While relational schemas rely on ACID principles, all NoSQL stores, without exception, rely on other principles described in the CAP theorem. For starters, it states that any data store has three basic properties:
- Data Consistency (Consistency). That is, the data must be complete and consistent (including across all nodes in the cluster).
- Availability. Roughly speaking, this is the speed of server response to our request (write or read).
- Partition tolerance. This means that if the system is divided into several parts, each of them, if available, should be able to work autonomously, giving the correct response and providing its data. A broken link in the cluster should not affect the final performance.

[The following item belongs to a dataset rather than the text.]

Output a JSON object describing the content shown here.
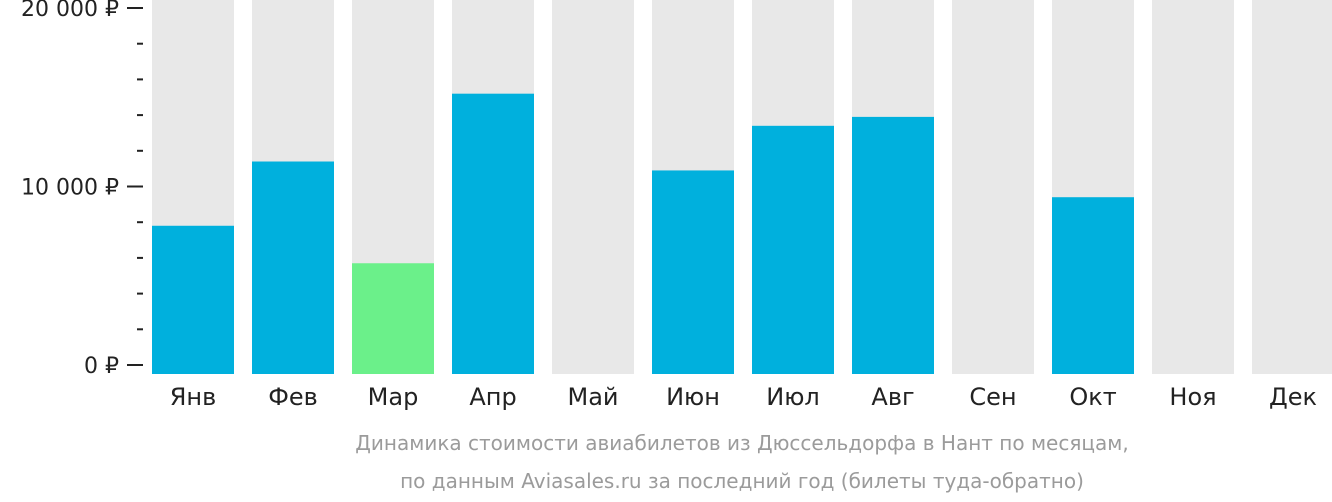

The CAP theorem tells us that we can only get two of these three components. Or in the same 2:1 proportion, balance between these components: improved performance in one of the properties entails degradation in some other property. To better understand the power of this theorem, imagine a distributed storage where you are trying to provide 100% consistent data (read and write) without performance brakes.

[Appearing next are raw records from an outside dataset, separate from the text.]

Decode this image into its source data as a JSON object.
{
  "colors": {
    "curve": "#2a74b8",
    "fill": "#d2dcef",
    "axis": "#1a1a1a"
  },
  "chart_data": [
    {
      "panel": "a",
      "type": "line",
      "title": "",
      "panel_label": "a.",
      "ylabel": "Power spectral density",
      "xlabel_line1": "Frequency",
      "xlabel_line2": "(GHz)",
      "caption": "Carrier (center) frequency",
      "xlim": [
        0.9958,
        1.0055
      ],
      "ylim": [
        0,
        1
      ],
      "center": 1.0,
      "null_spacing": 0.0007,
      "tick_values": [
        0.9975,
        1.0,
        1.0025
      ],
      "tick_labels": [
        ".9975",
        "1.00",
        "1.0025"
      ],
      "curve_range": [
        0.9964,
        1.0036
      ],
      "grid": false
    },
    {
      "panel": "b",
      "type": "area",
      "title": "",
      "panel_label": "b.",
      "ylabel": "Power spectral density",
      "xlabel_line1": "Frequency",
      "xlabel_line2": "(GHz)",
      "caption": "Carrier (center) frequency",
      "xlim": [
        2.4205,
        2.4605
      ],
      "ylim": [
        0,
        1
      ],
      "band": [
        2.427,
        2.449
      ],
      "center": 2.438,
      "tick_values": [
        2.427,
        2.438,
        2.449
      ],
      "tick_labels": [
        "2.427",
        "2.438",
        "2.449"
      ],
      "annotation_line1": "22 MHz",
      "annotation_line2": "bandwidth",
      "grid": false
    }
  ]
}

In a single-server architecture, if the server is running, it is available. And the database on it, if the designer’s hands grow from the shoulders, is consistent. There is no need to worry about node partitioning, since the system is physically indivisible. It is under such conditions that classical relational systems emerged. And this is why they are partition-unstable: it makes no sense to design a separable structure in an indivisible environment.
In fact, almost all NoSQL technologies were born to solve the problem of partitioning resistance, that is, to run efficiently on clusters. The relational model is not up to the task because it was created for other purposes and in other environments. You will not be able to “just saw off a couple or three tables or quietly partition them into a neighboring cluster” and then go for coffee and tea. Welcome to Hell.

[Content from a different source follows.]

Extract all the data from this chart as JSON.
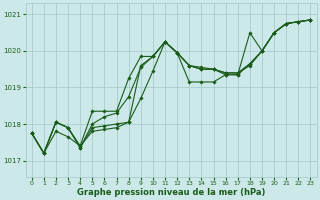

NoSQL stores by their very nature can be easily partitioned into a cluster because of the specific storage structure.
It is in a distributed system environment that the true essence of the CAP theorem becomes apparent. Obviously, creating a cluster that is unstable to partitioning is devoid of any practical use. That is, the cluster must be created a priori as partition-resistant. Understanding this fact allows us to see the CAP theorem in a new light: one can choose only one of consistency and availability – or use a reasonable compromise between these two items (not three, as one might think from the original definition).
The second task that NoSQL technology ideologists try to solve is to increase availability, i.e. to get a fast server response.